Blades, a native of Illinois, who also attended Wyoming Seminary in Pennsylvania before winning a Junior World title in 2021, was highly recruited among the top wrestling clubs before she and her sister Korina (a 2021 Junior World bronze medalist) announced they were heading to Arizona to train, while attending Arizona State University.
“Kennedy came in with expectations from herself and her family,” Perry said. “They want to be the best in the world at a young age. That’s a pretty big hill to climb, especially at the heaviest weight class in women’s wrestling.”
(In addition to Blades and Gray, who will take on Blades in Final X after winning the World Team Trials in May, the 76-kilogram weight class includes the likes of Junior World champs Kylie Welker and Yelena Makoyed. The weight also includes 2022 World Team member Dymond Guilford as well as Senior World champ Amit Elor, who is expected to move up from the non-Olympic weight of 72 kilos for the 2024 Olympic Trials.)

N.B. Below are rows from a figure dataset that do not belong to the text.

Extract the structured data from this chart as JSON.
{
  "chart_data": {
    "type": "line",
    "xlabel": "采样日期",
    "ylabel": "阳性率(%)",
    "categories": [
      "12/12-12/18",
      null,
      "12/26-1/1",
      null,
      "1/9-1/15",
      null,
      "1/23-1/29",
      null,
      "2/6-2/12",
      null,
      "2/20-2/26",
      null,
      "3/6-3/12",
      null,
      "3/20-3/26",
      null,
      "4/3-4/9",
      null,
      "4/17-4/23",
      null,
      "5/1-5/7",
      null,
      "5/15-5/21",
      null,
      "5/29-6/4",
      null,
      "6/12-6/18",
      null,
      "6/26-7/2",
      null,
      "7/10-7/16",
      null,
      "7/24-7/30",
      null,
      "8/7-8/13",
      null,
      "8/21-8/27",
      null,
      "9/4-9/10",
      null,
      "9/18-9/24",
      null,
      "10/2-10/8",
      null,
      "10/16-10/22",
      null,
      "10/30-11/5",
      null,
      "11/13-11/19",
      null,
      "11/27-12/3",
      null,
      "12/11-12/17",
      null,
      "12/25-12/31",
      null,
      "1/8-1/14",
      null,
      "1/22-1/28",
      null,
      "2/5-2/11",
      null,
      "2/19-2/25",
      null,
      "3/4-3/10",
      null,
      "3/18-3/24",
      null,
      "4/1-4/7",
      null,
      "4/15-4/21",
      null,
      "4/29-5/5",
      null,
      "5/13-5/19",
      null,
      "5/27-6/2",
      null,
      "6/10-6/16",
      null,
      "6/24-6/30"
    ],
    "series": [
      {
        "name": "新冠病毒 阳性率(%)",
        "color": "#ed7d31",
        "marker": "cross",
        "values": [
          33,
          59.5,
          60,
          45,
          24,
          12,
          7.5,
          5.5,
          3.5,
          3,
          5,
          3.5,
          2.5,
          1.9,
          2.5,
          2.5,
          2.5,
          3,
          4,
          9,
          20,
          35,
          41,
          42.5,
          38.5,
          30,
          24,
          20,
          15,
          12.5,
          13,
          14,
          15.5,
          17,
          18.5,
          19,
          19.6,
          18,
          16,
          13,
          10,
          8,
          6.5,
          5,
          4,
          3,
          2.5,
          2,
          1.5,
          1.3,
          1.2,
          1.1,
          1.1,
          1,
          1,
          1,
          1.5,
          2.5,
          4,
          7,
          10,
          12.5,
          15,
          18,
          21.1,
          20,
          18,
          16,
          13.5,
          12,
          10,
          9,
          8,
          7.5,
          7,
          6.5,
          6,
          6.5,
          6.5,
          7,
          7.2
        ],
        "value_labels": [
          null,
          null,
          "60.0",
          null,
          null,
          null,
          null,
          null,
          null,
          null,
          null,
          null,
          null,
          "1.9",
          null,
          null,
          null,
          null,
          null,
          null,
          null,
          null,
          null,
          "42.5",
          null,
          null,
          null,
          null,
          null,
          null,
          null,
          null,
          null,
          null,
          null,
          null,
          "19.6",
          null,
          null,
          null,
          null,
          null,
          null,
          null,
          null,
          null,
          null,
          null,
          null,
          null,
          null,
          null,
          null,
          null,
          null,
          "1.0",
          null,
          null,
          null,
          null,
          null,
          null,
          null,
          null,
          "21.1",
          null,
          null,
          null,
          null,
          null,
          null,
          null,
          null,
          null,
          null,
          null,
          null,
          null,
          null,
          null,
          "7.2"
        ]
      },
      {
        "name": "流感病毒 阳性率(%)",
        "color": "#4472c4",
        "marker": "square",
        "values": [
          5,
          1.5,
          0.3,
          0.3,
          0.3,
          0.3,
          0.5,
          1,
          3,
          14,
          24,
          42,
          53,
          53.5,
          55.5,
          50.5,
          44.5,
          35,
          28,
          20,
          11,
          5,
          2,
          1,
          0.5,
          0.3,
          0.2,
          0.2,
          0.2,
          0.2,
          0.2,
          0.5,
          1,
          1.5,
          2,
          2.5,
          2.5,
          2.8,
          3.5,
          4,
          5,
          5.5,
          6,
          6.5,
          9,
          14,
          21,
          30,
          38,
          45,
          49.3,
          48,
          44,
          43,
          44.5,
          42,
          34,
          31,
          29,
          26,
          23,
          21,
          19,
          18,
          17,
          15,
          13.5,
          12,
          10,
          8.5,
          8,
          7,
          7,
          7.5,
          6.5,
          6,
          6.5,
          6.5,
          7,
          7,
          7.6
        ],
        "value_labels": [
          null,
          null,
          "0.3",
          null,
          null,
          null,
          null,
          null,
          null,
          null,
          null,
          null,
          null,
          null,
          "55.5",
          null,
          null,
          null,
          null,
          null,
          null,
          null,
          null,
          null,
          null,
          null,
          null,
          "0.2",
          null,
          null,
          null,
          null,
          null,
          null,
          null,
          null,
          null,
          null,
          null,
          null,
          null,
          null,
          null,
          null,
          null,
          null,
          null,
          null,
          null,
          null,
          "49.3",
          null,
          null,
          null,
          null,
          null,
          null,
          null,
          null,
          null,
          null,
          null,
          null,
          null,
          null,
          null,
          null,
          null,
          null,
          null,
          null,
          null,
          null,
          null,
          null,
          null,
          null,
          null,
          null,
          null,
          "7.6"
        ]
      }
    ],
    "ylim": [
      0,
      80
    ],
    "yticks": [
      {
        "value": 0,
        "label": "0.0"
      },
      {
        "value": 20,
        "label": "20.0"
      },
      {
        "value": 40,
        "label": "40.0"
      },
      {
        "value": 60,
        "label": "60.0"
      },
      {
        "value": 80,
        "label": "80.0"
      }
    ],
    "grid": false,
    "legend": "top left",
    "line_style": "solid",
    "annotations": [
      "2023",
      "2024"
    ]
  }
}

“Kennedy is actually undersized,” Perry said. “We kind of put a plan together and the thing is that she does everything right, as far as lifestyle goes, including her academics. She’s like any kid. She wants to do a lot of things that others do but doesn’t. She’s focused on this goal. She’s going for gold. She’s committed her whole life to it.
“Every aspect that we are doing out here with nutrition and strength training will help her grow into her frame. It’s as good as it gets for a young girl to feel that kind of pressure and intensity in long grueling practices. It’s good for her mental development and she’s taking everything head on and I’m excited for her and her future.”
Speaking of the future with the Sunkist Kids women, many wonder if Arizona State might become the next Power-5 athletic program — joining Iowa — to start a women’s college program. The NCAA announced a year ago that women’s wrestling earned “emerging-sports” status and could earn varsity status over the next couple years.
“(The school) is working towards it. That’s the plan,” said Perry. “I think after COVID the school had to take care of other matters. We are doing all the procedures for the long term to make that happen. I definitely could see that happening.”
But for now, Perry would like to create a good team attitude that can be compared to any great college or international program.
“There’s not really that much team competition in college because they don’t have the numbers yet,” said Perry, who would rather these women focus on beating the likes of the powerful Japanese Senior-level team. “They are a group that has high aspirations and they are having fun with it. Even if they fall short (in 2024), they are going to be in very good positions for the next (Olympic) quad.”